Dick Robertson, president of Warner Bros. Domestic Television Distribution, which is distributing the series, says the success of “The Civil War” and ABC’s recent four-hour documentary “Lincoln “ proved that the public can find documentaries appealing.
“There’s a recipe for success by taking the actual words people wrote during that period of time, and then re-creating them through the voices of famous actors over original photographs,” Robertson says. “What that does, it connects you in an emotional way to this history, rather than being sort of preached to and lectured to. It is regular everyday people and the lives that they lived.”
Putting together the documentary series was a vast undertaking for its producers. Given a timetable of 14 months in which to complete the project, executive producer Doug Netter (“The Sacketts”) and producer John Copland decided to narrow their focus to the 30-year period after the Civil War. Because they were novices in the documentary field, they brought in co-producer Jamie Smith, a 15-year veteran.
“Assisting Jamie were four full-time researchers,” Netter says. “We divided all the museums and historical societies into four sections. We simultaneously put in a new visual data base which could receive photographs in the data base and catalogue them. There are over 12,000 photographs in that data base.”
More than 3,500 photographs were used in the documentary, which is divided into such topics as “Cowboys,” “Settlers,” “Gunfighters,” “Indians” and “Soldiers.”
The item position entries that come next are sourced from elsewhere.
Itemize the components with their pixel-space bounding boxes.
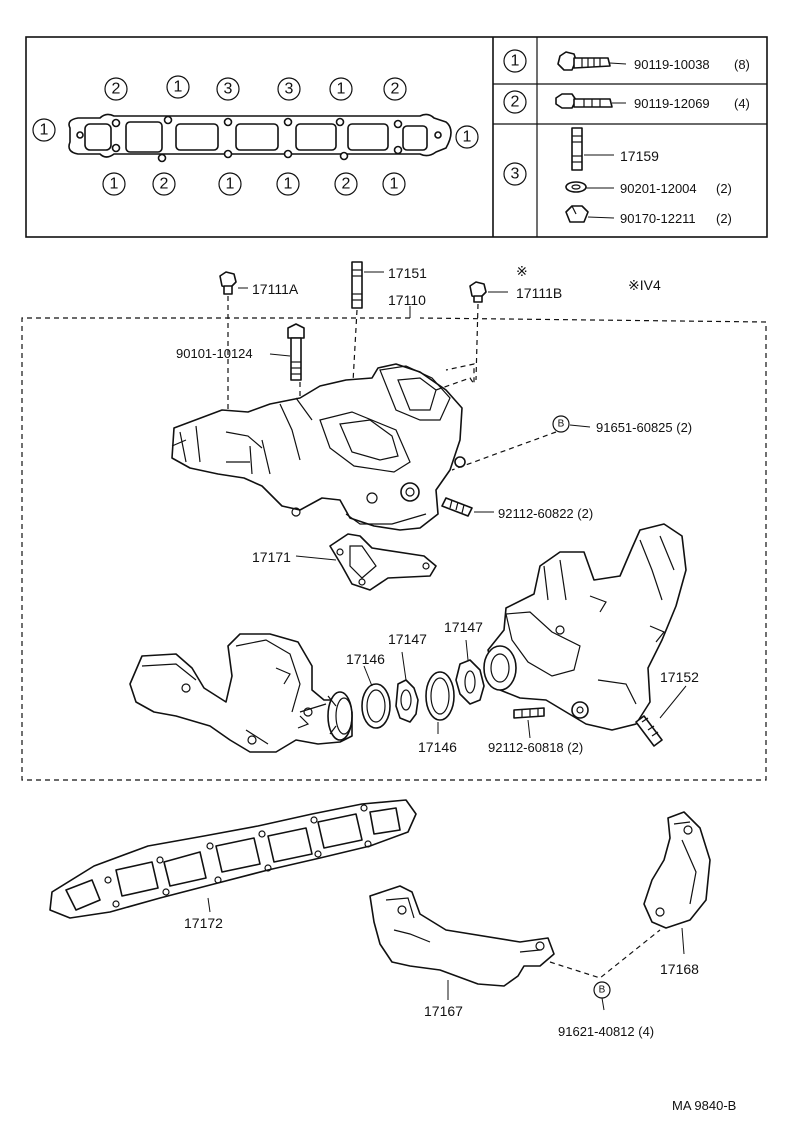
callout-17111b: 17111B — [516, 285, 562, 301]
callout-17110: 17110 — [388, 292, 426, 308]
legend-part-number: 90119-10038 — [634, 57, 710, 72]
callout-17147-right: 17147 — [444, 619, 483, 635]
gasket-key: 1 — [226, 176, 235, 193]
gasket-pattern-sketch — [68, 113, 452, 163]
legend-row-3: 3 17159 90201-12004 (2) 90170-12211 (2) — [503, 127, 732, 226]
gasket-key: 3 — [285, 81, 294, 98]
legend-part-qty: (8) — [734, 57, 750, 72]
legend-part-number: 90201-12004 — [620, 181, 697, 196]
gasket-side-keys: 1 1 — [32, 118, 479, 149]
gasket-key: 2 — [160, 176, 169, 193]
b-marker-label: B — [558, 419, 565, 430]
stud-17152 — [635, 715, 663, 747]
exhaust-manifold-rear — [483, 523, 687, 731]
stud-17151 — [351, 261, 363, 309]
guide-line — [549, 929, 661, 979]
gasket-key: 1 — [110, 176, 119, 193]
gasket-top-keys: 2 1 3 3 1 2 — [104, 75, 407, 101]
flange-bolt-icon — [557, 51, 611, 71]
nut-icon — [565, 205, 589, 223]
assembly-boundary — [21, 317, 767, 781]
intake-manifold-17110 — [171, 363, 466, 531]
legend-part-qty: (2) — [716, 211, 732, 226]
gasket-key: 2 — [342, 176, 351, 193]
seal-ring-17146-left — [361, 683, 391, 729]
callout-17152: 17152 — [660, 669, 699, 685]
seal-ring-17146-right — [425, 671, 455, 721]
guide-line — [435, 363, 475, 391]
legend-row-1: 1 90119-10038 (8) — [503, 49, 750, 73]
gasket-key: 1 — [337, 81, 346, 98]
callout-17171: 17171 — [252, 549, 291, 565]
callout-17172: 17172 — [184, 915, 223, 931]
guide-line — [475, 303, 479, 381]
bracket-17167 — [369, 885, 555, 987]
engine-note: ※IV4 — [628, 277, 661, 293]
callout-17168: 17168 — [660, 961, 699, 977]
gasket-key: 2 — [112, 81, 121, 98]
hex-bolt-icon — [555, 93, 613, 109]
gasket-key: 2 — [391, 81, 400, 98]
callout-92112-60822: 92112-60822 (2) — [498, 506, 593, 521]
legend-part-number: 90119-12069 — [634, 96, 710, 111]
gasket-key: 1 — [284, 176, 293, 193]
legend-part-qty: (4) — [734, 96, 750, 111]
callout-17167: 17167 — [424, 1003, 463, 1019]
stud-icon — [571, 127, 583, 171]
callout-17146-right: 17146 — [418, 739, 457, 755]
gasket-key: 1 — [390, 176, 399, 193]
gasket-key: 3 — [224, 81, 233, 98]
callout-91621-40812: 91621-40812 (4) — [558, 1024, 654, 1039]
gasket-key: 1 — [40, 122, 49, 139]
b-marker — [552, 415, 570, 433]
asterisk-mark: ※ — [516, 263, 528, 279]
bolt-90101-10124 — [287, 323, 305, 381]
legend-key: 1 — [511, 53, 520, 70]
bolt-17111b — [469, 281, 487, 303]
guide-line — [451, 431, 557, 471]
callout-90101-10124: 90101-10124 — [176, 346, 253, 361]
exhaust-gasket-17172 — [49, 799, 417, 919]
callout-17147-left: 17147 — [388, 631, 427, 647]
callout-17146-left: 17146 — [346, 651, 385, 667]
legend-part-number: 17159 — [620, 148, 659, 164]
reference-panel-frame — [25, 36, 768, 238]
legend-row-2: 2 90119-12069 (4) — [503, 90, 750, 114]
legend-part-number: 90170-12211 — [620, 211, 696, 226]
callout-92112-60818: 92112-60818 (2) — [488, 740, 583, 755]
legend-key: 2 — [511, 94, 520, 111]
figure-code: MA 9840-B — [672, 1098, 736, 1113]
legend-part-qty: (2) — [716, 181, 732, 196]
gasket-17147-right — [455, 659, 485, 705]
gasket-17147-left — [395, 679, 419, 723]
washer-icon — [565, 181, 587, 193]
stud-92112-60818 — [513, 707, 545, 719]
heat-insulator-17168 — [643, 811, 711, 929]
b-marker-label: B — [599, 985, 606, 996]
bolt-17111a — [219, 271, 237, 295]
callout-17111a: 17111A — [252, 281, 299, 297]
callout-17151: 17151 — [388, 265, 427, 281]
callout-91651-60825: 91651-60825 (2) — [596, 420, 692, 435]
gasket-bottom-keys: 1 2 1 1 2 1 — [102, 172, 406, 196]
legend-key: 3 — [511, 166, 520, 183]
gasket-key: 1 — [463, 129, 472, 146]
gasket-17171 — [329, 533, 437, 591]
stud-92112-60822 — [441, 497, 473, 517]
gasket-key: 1 — [174, 79, 183, 96]
exhaust-manifold-front — [129, 633, 353, 753]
“ ‘The Civil War’ used 1,200 images for all of their 10 hours,” Copland says. “They repeated a lot of images. Soldiers look like soldiers, but in dealing with 30 years of history, we knew we were going to be a lot broader.”
In order to personalize the stories, Netter says, “we tried to access as many of the letters, diaries, anything of the written word, that we could find so we could attempt in every instance to personalize the story.”
Netter didn’t want to take the romance out the West: “I love all of those John Wayne movies. But at the same time, we tried to separate fact from fiction.”
“The Wild West” airs Monday-Thursday at 8 p.m. and March 28 at 8 p.m. on KCOP; weekdays through April 3 at 12:30 a.m. on XETV.